Australia's plans to buy a second tranche of 58 Joint Strike Fighter (JSF) aircraft could be pushed out to 2013 or beyond.
The decision is not a major priority, against Defence Minister Stephen Smith's current focus on a potential gap in Australia's air combat capability after the retirement of the RAAF's 71 ageing F/A-18 Hornet aircraft.
"So in the course of this year, we will make a range of judgements ... about whether there's a risk of a capability gap and what steps we need to take," Mr Smith told the Australian Defence Magazine congress in Canberra.
Australia is presently committed to buying 14 advanced Lockheed Martin F-35 JSF aircraft and contractually obliged to take the first two in 2014.
The other 12 JSFs are scheduled for delivery between 2015 and 2017.
Mr Smith says the government has reached no conclusion about what to do if there is a capability gap between retirement of the F/A-18 Hornets and the delayed arrival of JSF.

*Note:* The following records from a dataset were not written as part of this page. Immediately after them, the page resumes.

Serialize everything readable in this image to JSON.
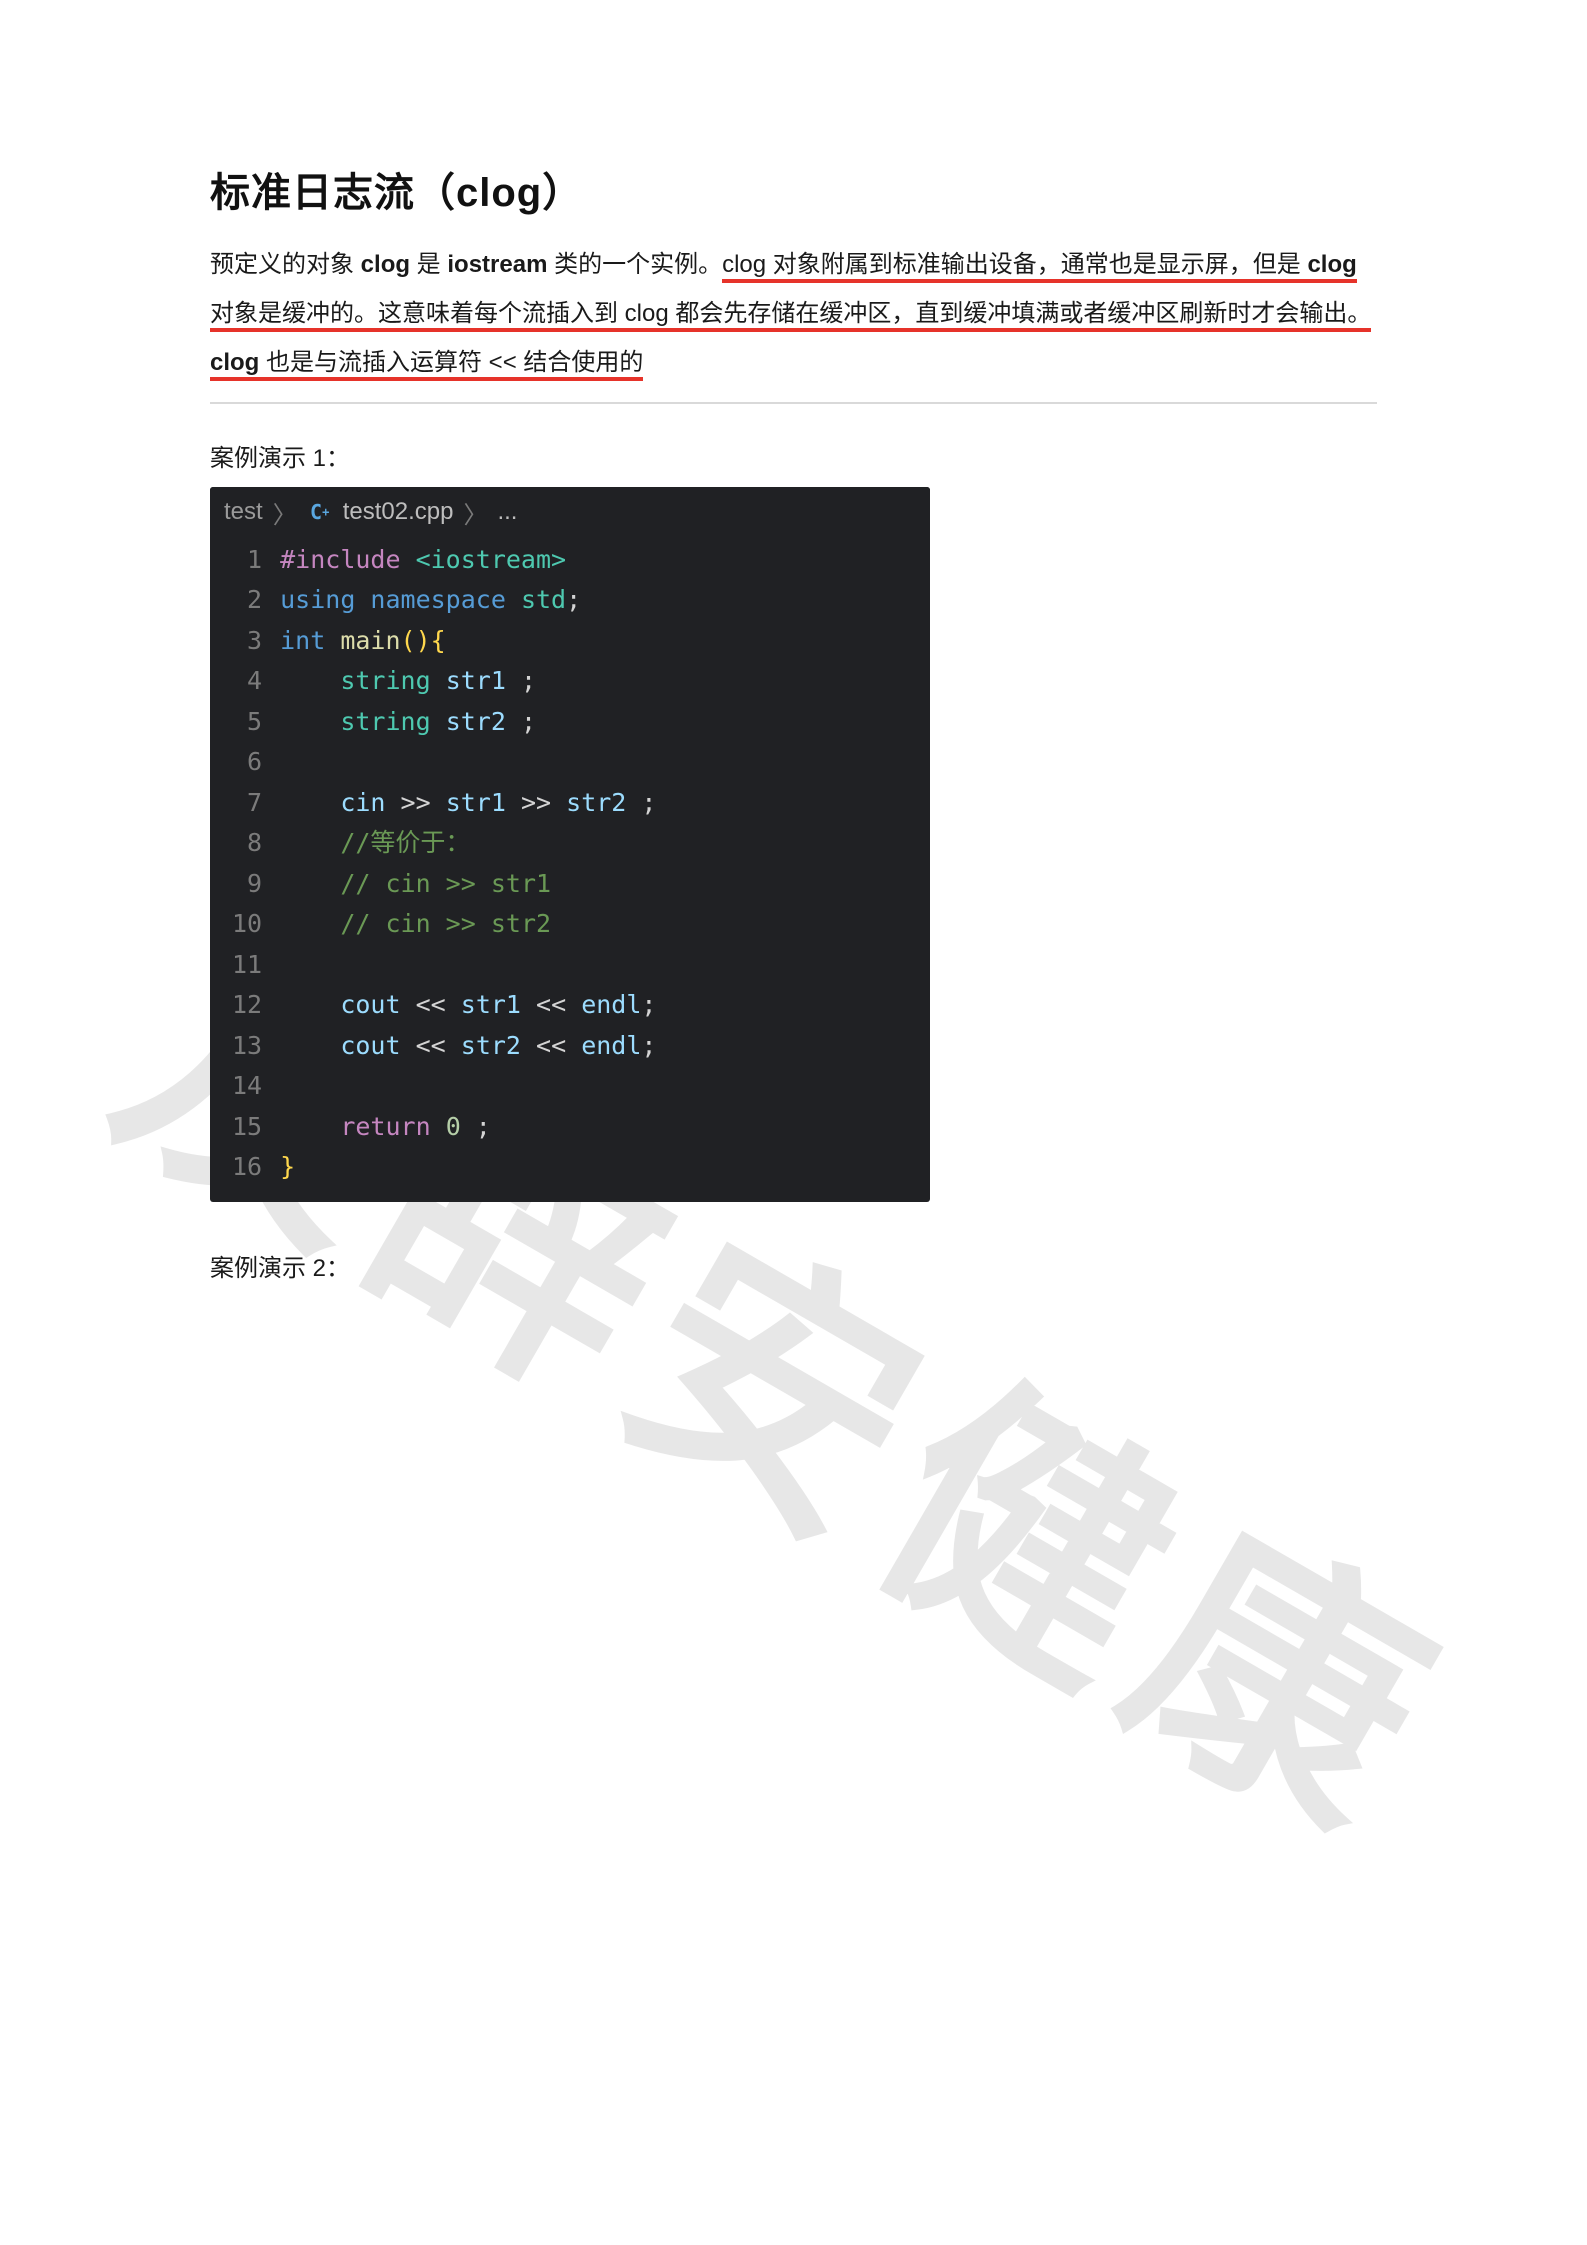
{
  "heading": "标准日志流（clog）",
  "p1a": "预定义的对象 ",
  "p1b": "clog",
  "p1c": " 是 ",
  "p1d": "iostream",
  "p1e": " 类的一个实例。",
  "p1f": "clog 对象附属到标准输出设备，通常也是显示屏，但是 ",
  "p1g": "clog",
  "p1h": " 对象是缓冲的。",
  "p1i": "这意味着每个流插入到 clog 都会先存储在缓冲区，直到缓冲填满或者缓冲区刷新时才会输出。",
  "p2a": "clog",
  "p2b": " 也是与流插入运算符 << 结合使用的",
  "caption1": "案例演示 1：",
  "caption2": "案例演示 2：",
  "watermark": "及辞安健康",
  "editor": {
    "breadcrumb": {
      "folder": "test",
      "file": "test02.cpp",
      "tail": "..."
    },
    "code": {
      "lines": [
        {
          "n": "1",
          "seg": [
            {
              "t": "#include ",
              "c": "mg"
            },
            {
              "t": "<iostream>",
              "c": "gr"
            }
          ]
        },
        {
          "n": "2",
          "seg": [
            {
              "t": "using ",
              "c": "bl"
            },
            {
              "t": "namespace ",
              "c": "bl"
            },
            {
              "t": "std",
              "c": "gr"
            },
            {
              "t": ";",
              "c": "ds"
            }
          ]
        },
        {
          "n": "3",
          "seg": [
            {
              "t": "int ",
              "c": "bl"
            },
            {
              "t": "main",
              "c": "fn"
            },
            {
              "t": "()",
              "c": "yb"
            },
            {
              "t": "{",
              "c": "yb"
            }
          ]
        },
        {
          "n": "4",
          "seg": [
            {
              "t": "    ",
              "c": "ds"
            },
            {
              "t": "string ",
              "c": "gr"
            },
            {
              "t": "str1 ",
              "c": "vr"
            },
            {
              "t": ";",
              "c": "ds"
            }
          ]
        },
        {
          "n": "5",
          "seg": [
            {
              "t": "    ",
              "c": "ds"
            },
            {
              "t": "string ",
              "c": "gr"
            },
            {
              "t": "str2 ",
              "c": "vr"
            },
            {
              "t": ";",
              "c": "ds"
            }
          ]
        },
        {
          "n": "6",
          "seg": [
            {
              "t": " ",
              "c": "ds"
            }
          ]
        },
        {
          "n": "7",
          "seg": [
            {
              "t": "    ",
              "c": "ds"
            },
            {
              "t": "cin",
              "c": "vr"
            },
            {
              "t": " >> ",
              "c": "ds"
            },
            {
              "t": "str1",
              "c": "vr"
            },
            {
              "t": " >> ",
              "c": "ds"
            },
            {
              "t": "str2 ",
              "c": "vr"
            },
            {
              "t": ";",
              "c": "ds"
            }
          ]
        },
        {
          "n": "8",
          "seg": [
            {
              "t": "    ",
              "c": "ds"
            },
            {
              "t": "//等价于：",
              "c": "cm"
            }
          ]
        },
        {
          "n": "9",
          "seg": [
            {
              "t": "    ",
              "c": "ds"
            },
            {
              "t": "// cin >> str1",
              "c": "cm"
            }
          ]
        },
        {
          "n": "10",
          "seg": [
            {
              "t": "    ",
              "c": "ds"
            },
            {
              "t": "// cin >> str2",
              "c": "cm"
            }
          ]
        },
        {
          "n": "11",
          "seg": [
            {
              "t": " ",
              "c": "ds"
            }
          ]
        },
        {
          "n": "12",
          "seg": [
            {
              "t": "    ",
              "c": "ds"
            },
            {
              "t": "cout",
              "c": "vr"
            },
            {
              "t": " << ",
              "c": "ds"
            },
            {
              "t": "str1",
              "c": "vr"
            },
            {
              "t": " << ",
              "c": "ds"
            },
            {
              "t": "endl",
              "c": "vr"
            },
            {
              "t": ";",
              "c": "ds"
            }
          ]
        },
        {
          "n": "13",
          "seg": [
            {
              "t": "    ",
              "c": "ds"
            },
            {
              "t": "cout",
              "c": "vr"
            },
            {
              "t": " << ",
              "c": "ds"
            },
            {
              "t": "str2",
              "c": "vr"
            },
            {
              "t": " << ",
              "c": "ds"
            },
            {
              "t": "endl",
              "c": "vr"
            },
            {
              "t": ";",
              "c": "ds"
            }
          ]
        },
        {
          "n": "14",
          "seg": [
            {
              "t": " ",
              "c": "ds"
            }
          ]
        },
        {
          "n": "15",
          "seg": [
            {
              "t": "    ",
              "c": "ds"
            },
            {
              "t": "return ",
              "c": "mg"
            },
            {
              "t": "0 ",
              "c": "nm"
            },
            {
              "t": ";",
              "c": "ds"
            }
          ]
        },
        {
          "n": "16",
          "seg": [
            {
              "t": "}",
              "c": "yb"
            }
          ]
        }
      ]
    }
  }
}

However, adding more Super Hornets to the 24 now in service is an obvious option.
Mr Smith says the government needs to make a judgement about the timing of delivery of the next 12 JSF aircraft, but it is not a priority.

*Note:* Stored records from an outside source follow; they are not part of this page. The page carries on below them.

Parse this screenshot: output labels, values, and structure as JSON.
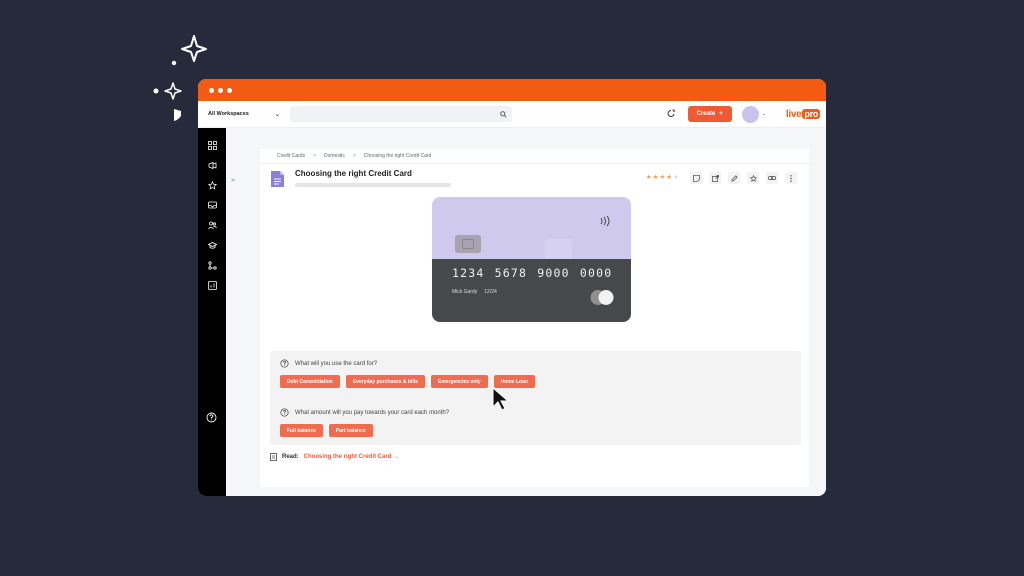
{
  "colors": {
    "accent": "#f35b12",
    "button": "#ef5a36",
    "option": "#ef6c50",
    "card_top": "#cfc9ee",
    "card_bottom": "#474849",
    "star": "#f0a05a",
    "background": "#262a3a"
  },
  "topbar": {
    "workspace_label": "All Workspaces",
    "search_placeholder": "",
    "create_label": "Create",
    "logo_live": "live",
    "logo_pro": "pro"
  },
  "breadcrumb": [
    "Credit Cards",
    "Domestic",
    "Choosing the right Credit Card"
  ],
  "article": {
    "title": "Choosing the right Credit Card",
    "rating": 4,
    "rating_max": 5
  },
  "card": {
    "number": "1234 5678 9000 0000",
    "holder": "Mick Gardy",
    "expiry": "12/24"
  },
  "quiz": {
    "q1": "What will you use the card for?",
    "q1_options": [
      "Debt Consolidation",
      "Everyday purchases & bills",
      "Emergencies only",
      "Home Loan"
    ],
    "q2": "What amount will you pay towards your card each month?",
    "q2_options": [
      "Full balance",
      "Part balance"
    ]
  },
  "read": {
    "label": "Read:",
    "link": "Choosing the right Credit Card →"
  },
  "sidebar_icons": [
    "grid-icon",
    "megaphone-icon",
    "star-icon",
    "inbox-icon",
    "users-icon",
    "graduation-cap-icon",
    "workflow-icon",
    "report-icon"
  ],
  "toolbar_icons": [
    "sticky-note-icon",
    "share-icon",
    "edit-icon",
    "favorite-icon",
    "link-icon",
    "more-icon"
  ]
}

The Defence Capability Plan says approval for the next tranche of 58 aircraft was set for 2012.
Australia is planning to buy as many as 100 JSF aircraft to replace Hornet and F-111 aircraft and form the mainstay of the RAAF out to mid-century.
JSF has been criticised as likely to run late, cost too much and fail to deliver all the promised advanced capability.
The latest problem relates to what's termed concurrency, with the Pentagon's top procurement officer Frank Kendal declaring it a miscalculation to believe it possible to conduct aircraft production concurrent with the trials program.
That test program has highlighted a number of problems which could require expensive and time consuming design modifications. The US looks set to defer purchase of 179 aircraft.
Mr Smith says the US has devoted so much to this project that in the end it will be successful.
"The first risk from our perspective in my view has always been capability gap, by the scheduling. Secondly, of course there is a unit cost risk as well," he said.
Mr Smith says Australia has been sensible from the outset in opting only for the conventional landing and takeoff JSF variant.